= Georg Quabbe =

German lawyer and essayist (1887–1950)

Georg Quabbe (10 March 1887 – 17 July 1950) was a German lawyer and essayist.

== Life and career ==
Georg Quabbe was born in 1887 in Breslau (now Wrocław), the son of Ferdinand Quabbe, a merchant from the same city, and Anna Naundorf. After graduating with a PhD in law, he worked as a judicial trainee in Breslau. In 1912, he married Erika Auguste Margarete Bucksch, a merchant's daughter. The couple divorced on 5 October 1915. He married his second wife, Elisabeth von Heyden, on 19 May 1922.

In 1927, he wrote the essay Tar a Ri. Variationen über ein konservatives Thema ("Tar a Ri. Variations on a conservative theme"), embodying the moderate section of the Conservative Revolution. He is considered by Armin Mohler to be one of the most influential thinkers of the latter movement.
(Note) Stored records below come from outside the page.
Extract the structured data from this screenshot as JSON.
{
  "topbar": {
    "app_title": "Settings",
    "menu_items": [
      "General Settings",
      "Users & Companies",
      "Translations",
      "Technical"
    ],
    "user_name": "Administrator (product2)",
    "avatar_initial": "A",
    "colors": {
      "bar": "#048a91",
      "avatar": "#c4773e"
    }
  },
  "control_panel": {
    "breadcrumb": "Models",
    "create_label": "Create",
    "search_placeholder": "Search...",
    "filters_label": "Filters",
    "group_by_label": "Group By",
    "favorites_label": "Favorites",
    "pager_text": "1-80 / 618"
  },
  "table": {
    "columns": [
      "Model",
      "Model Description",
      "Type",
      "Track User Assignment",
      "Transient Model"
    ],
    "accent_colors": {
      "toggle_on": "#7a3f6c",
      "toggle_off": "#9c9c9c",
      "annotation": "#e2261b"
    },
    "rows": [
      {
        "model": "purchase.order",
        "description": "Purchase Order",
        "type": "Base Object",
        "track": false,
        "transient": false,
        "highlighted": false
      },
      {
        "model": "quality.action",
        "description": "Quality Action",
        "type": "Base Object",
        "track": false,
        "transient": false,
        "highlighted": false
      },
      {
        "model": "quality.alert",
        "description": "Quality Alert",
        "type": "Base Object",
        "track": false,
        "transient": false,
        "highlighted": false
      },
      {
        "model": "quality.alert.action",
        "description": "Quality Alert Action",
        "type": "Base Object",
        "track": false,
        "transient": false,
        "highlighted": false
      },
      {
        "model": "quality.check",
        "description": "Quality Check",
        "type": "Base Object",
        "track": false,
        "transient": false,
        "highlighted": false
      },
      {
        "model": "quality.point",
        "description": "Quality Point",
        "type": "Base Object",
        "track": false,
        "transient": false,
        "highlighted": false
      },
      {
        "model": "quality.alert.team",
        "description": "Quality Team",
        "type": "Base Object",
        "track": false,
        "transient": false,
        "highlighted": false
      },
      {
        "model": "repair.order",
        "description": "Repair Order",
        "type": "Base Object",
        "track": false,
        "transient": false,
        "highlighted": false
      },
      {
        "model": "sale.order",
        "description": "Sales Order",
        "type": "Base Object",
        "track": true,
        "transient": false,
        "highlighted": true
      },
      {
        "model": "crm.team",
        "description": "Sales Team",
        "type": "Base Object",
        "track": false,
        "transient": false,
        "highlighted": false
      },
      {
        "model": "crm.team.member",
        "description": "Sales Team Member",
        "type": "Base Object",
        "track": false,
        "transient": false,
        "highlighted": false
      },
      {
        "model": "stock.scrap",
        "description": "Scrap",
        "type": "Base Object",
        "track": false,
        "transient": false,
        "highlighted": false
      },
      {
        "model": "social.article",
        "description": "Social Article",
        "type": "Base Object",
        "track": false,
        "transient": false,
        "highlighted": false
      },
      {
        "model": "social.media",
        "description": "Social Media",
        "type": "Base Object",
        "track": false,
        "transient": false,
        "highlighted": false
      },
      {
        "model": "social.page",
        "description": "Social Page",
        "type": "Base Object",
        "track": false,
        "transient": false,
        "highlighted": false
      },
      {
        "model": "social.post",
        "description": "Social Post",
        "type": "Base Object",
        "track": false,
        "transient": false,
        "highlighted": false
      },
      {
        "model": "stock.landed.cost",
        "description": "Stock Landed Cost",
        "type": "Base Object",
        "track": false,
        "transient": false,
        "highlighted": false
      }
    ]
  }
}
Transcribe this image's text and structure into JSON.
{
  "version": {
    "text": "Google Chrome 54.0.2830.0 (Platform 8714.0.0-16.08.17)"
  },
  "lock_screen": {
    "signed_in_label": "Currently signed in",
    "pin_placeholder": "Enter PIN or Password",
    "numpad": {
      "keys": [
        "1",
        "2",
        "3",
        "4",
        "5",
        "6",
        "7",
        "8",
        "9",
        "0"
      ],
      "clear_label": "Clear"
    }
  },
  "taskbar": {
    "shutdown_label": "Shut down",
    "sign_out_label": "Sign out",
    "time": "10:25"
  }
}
On October 17, 1946, Quabbe, who had refused to collaborate with the Nazis, was appointed Attorney General (Generalstaatsanwalt) of the State of Hesse by Georg-August Zinn, Hesse's Minister of Justice at the time. He died in 1950 in Frankfurt of a stroke.

== Works ==

- Die völkerrechtliche Garantie (Dissertation). Breslau (1909) 1911.
- Tar a Ri. Variationen über ein konservatives Thema. Berlin 1927 (Nachdruck 2007, ISBN 3-922-11931-X).
- Das letzte Reich. Wandel und Wesen der Utopie. Leipzig 1933 (Nachdruck 2014, ISBN 978-3-939869-64-1).
- Goethes Freunde. Drei Essays. Stuttgart 1949.